Jordan Santiago

Personal information
- Full name: Jordan Christopher Santiago
- Date of birth: 3 April 1991 (age 35)
- Place of birth: Calgary, Alberta, Canada
- Height: 1.87 m (6 ft 2 in)
- Position: Goalkeeper

Team information
- Current team: Cavalry FC (goalkeeper coach)

Youth career
- Signal Hill SC
- 2003–2005: Calgary Chinooks
- 2005–2008: Calgary Blizzard SC
- 2008–2010: Cardiff City

Senior career*
- Years: Team / Apps / (Gls)
- 2010–2012: Cardiff City / 0 / (0)
- 2012: SC Veendam / 4 / (0)
- Total:  / 4 / (0)

International career^{‡}
- 2010–2011: Canada U20

= Jordan Santiago =

Canadian soccer coach and former player (born 1991)

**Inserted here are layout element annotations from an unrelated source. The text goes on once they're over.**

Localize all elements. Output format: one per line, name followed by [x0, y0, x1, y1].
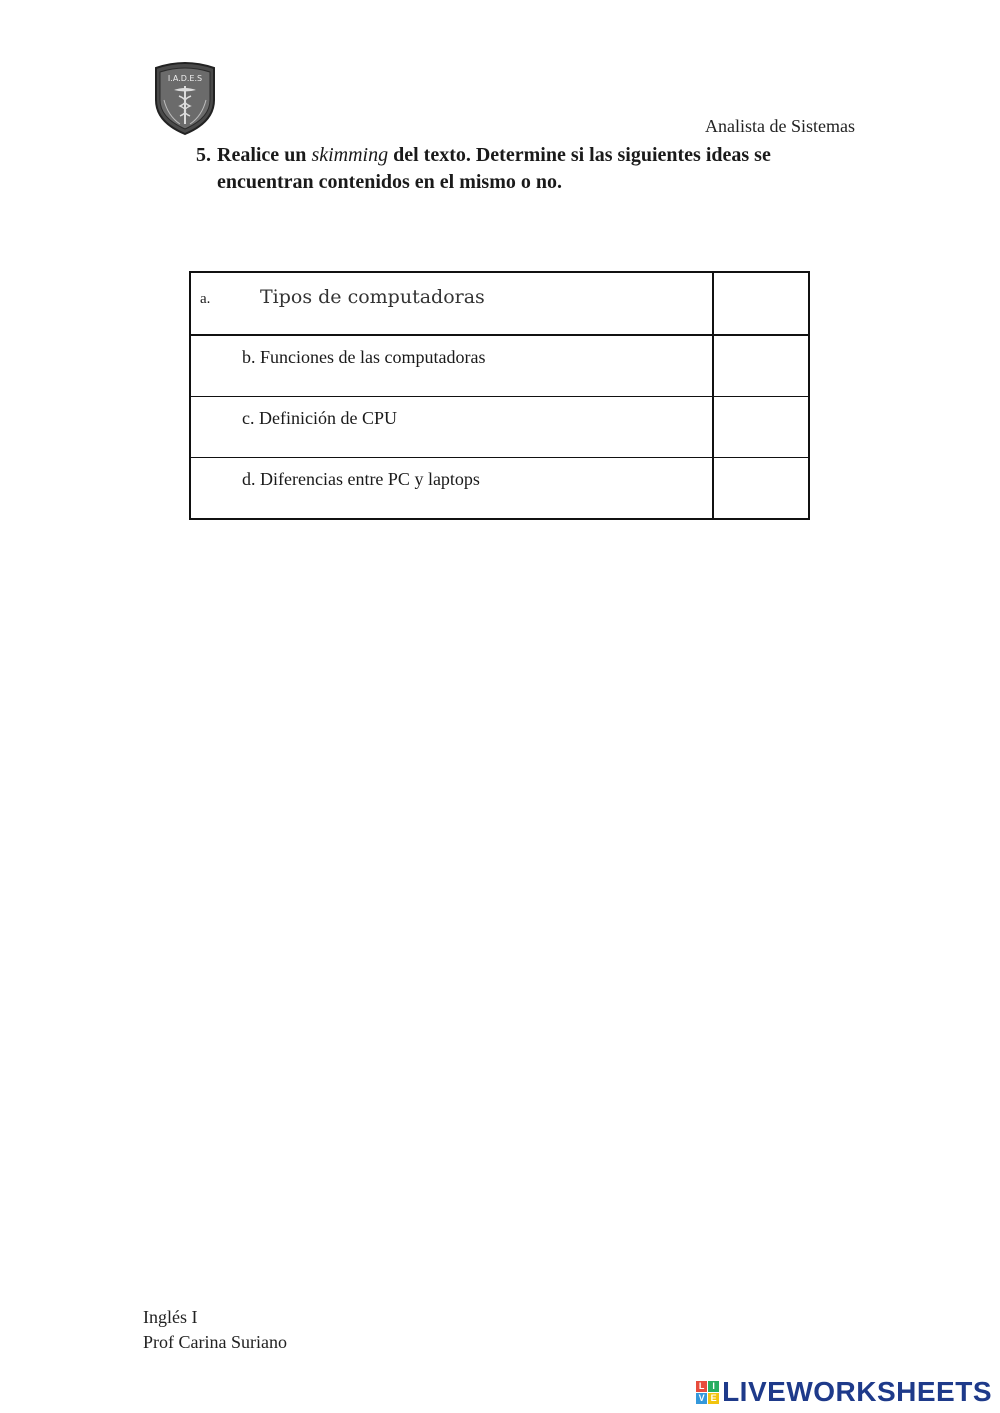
teacher-label: Prof Carina Suriano	[143, 1332, 287, 1352]
table-row	[190, 458, 809, 520]
subject-label: Inglés I	[143, 1307, 198, 1327]
course-title: Analista de Sistemas	[705, 116, 855, 136]
footer	[143, 1305, 287, 1355]
item-label: d. Diferencias entre PC y laptops	[242, 469, 480, 489]
liveworksheets-logo-icon	[696, 1381, 719, 1404]
table-row	[190, 397, 809, 458]
institution-crest-logo	[150, 60, 220, 136]
item-label: c. Definición de CPU	[242, 408, 397, 428]
question-text-start: Realice un	[217, 144, 312, 166]
liveworksheets-brand[interactable]	[696, 1376, 992, 1408]
idea-cell	[190, 272, 713, 335]
item-label: Tipos de computadoras	[260, 286, 485, 308]
logo-tile: I	[708, 1381, 719, 1392]
crest-text: I.A.D.E.S	[167, 74, 203, 83]
logo-tile: V	[696, 1393, 707, 1404]
ideas-table	[189, 271, 810, 520]
logo-tile: E	[708, 1393, 719, 1404]
question-text	[196, 142, 856, 196]
item-letter: a.	[200, 291, 211, 307]
logo-tile: L	[696, 1381, 707, 1392]
question-text-italic: skimming	[311, 144, 389, 166]
question-number: 5.	[196, 144, 211, 166]
question-text-end: del texto. Determine si las siguientes ideas se encuentran contenidos en el mismo o no.	[217, 144, 771, 193]
answer-field[interactable]	[713, 335, 809, 397]
answer-field[interactable]	[713, 458, 809, 520]
item-label: b. Funciones de las computadoras	[242, 347, 486, 367]
idea-cell	[190, 397, 713, 458]
brand-name: LIVEWORKSHEETS	[722, 1376, 992, 1407]
idea-cell	[190, 335, 713, 397]
table-row	[190, 272, 809, 335]
answer-field[interactable]	[713, 397, 809, 458]
idea-cell	[190, 458, 713, 520]
question-5	[196, 142, 856, 196]
table-row	[190, 335, 809, 397]
answer-field[interactable]	[713, 272, 809, 335]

Jordan Christopher Santiago (born 3 April 1991) is a Canadian soccer coach and former player who serves as a goalkeeper coach with Cavalry FC.

==Club career==
===Early career===
Santiago began playing soccer at age four with Signal Hill SC. He later spent time with Calgary Blizzard SC before moving abroad. At age 15, Santiago received an offer to sign with English club Reading, but chose to stay in Calgary instead.

===Cardiff City===
In December 2007, Santiago signed a two-year youth contract with Welsh club Cardiff City.

Santiago signed his first professional contract with Cardiff in 2010 and would appear on the bench four times in the 2010–11 season, but did not make an appearance in his two seasons at the club.

===SC Veendam===
Santiago joined Dutch Eerste Divisie club SC Veendam for the 2012–13 season. On 23 November 2012, Santiago made his professional debut for Veendam in a match against Excelsior. He would make another three appearances that season before leaving the club in the winter.

After trailing and training with several clubs, Santiago elected to retire at age 22 after being offered a goalkeeper coaching position at West Ham United.

==International career==
Santiago received his first Canadian youth national team call-up in August 2010 for the 2010 Torneo COTIF. He was subsequently called up for the 2011 CONCACAF U-20 Championship in April 2011, but did not make an appearance for Canada at the tournament.

==Coaching career==
In 2013, Santiago joined West Ham United as a goalkeeper coach for the 2013–14 season.

In August 2014, Santiago returned to Calgary to continue his education and start his own coaching business. He would subsequently spend time as a goalkeeper coach for local club Calgary Rangers SC and Mount Royal University.

In 2018, Santiago joined Calgary Foothills as a goalkeeper coach.

In September 2018, Santiago joined fellow Foothills coaches Tommy Wheeldon Jr. and Martin Nash as a member of the inaugural coaching staff of Cavalry FC in the Canadian Premier League.

==Personal life==
Santiago's father is from Madrid, Spain and his mother is from Calgary.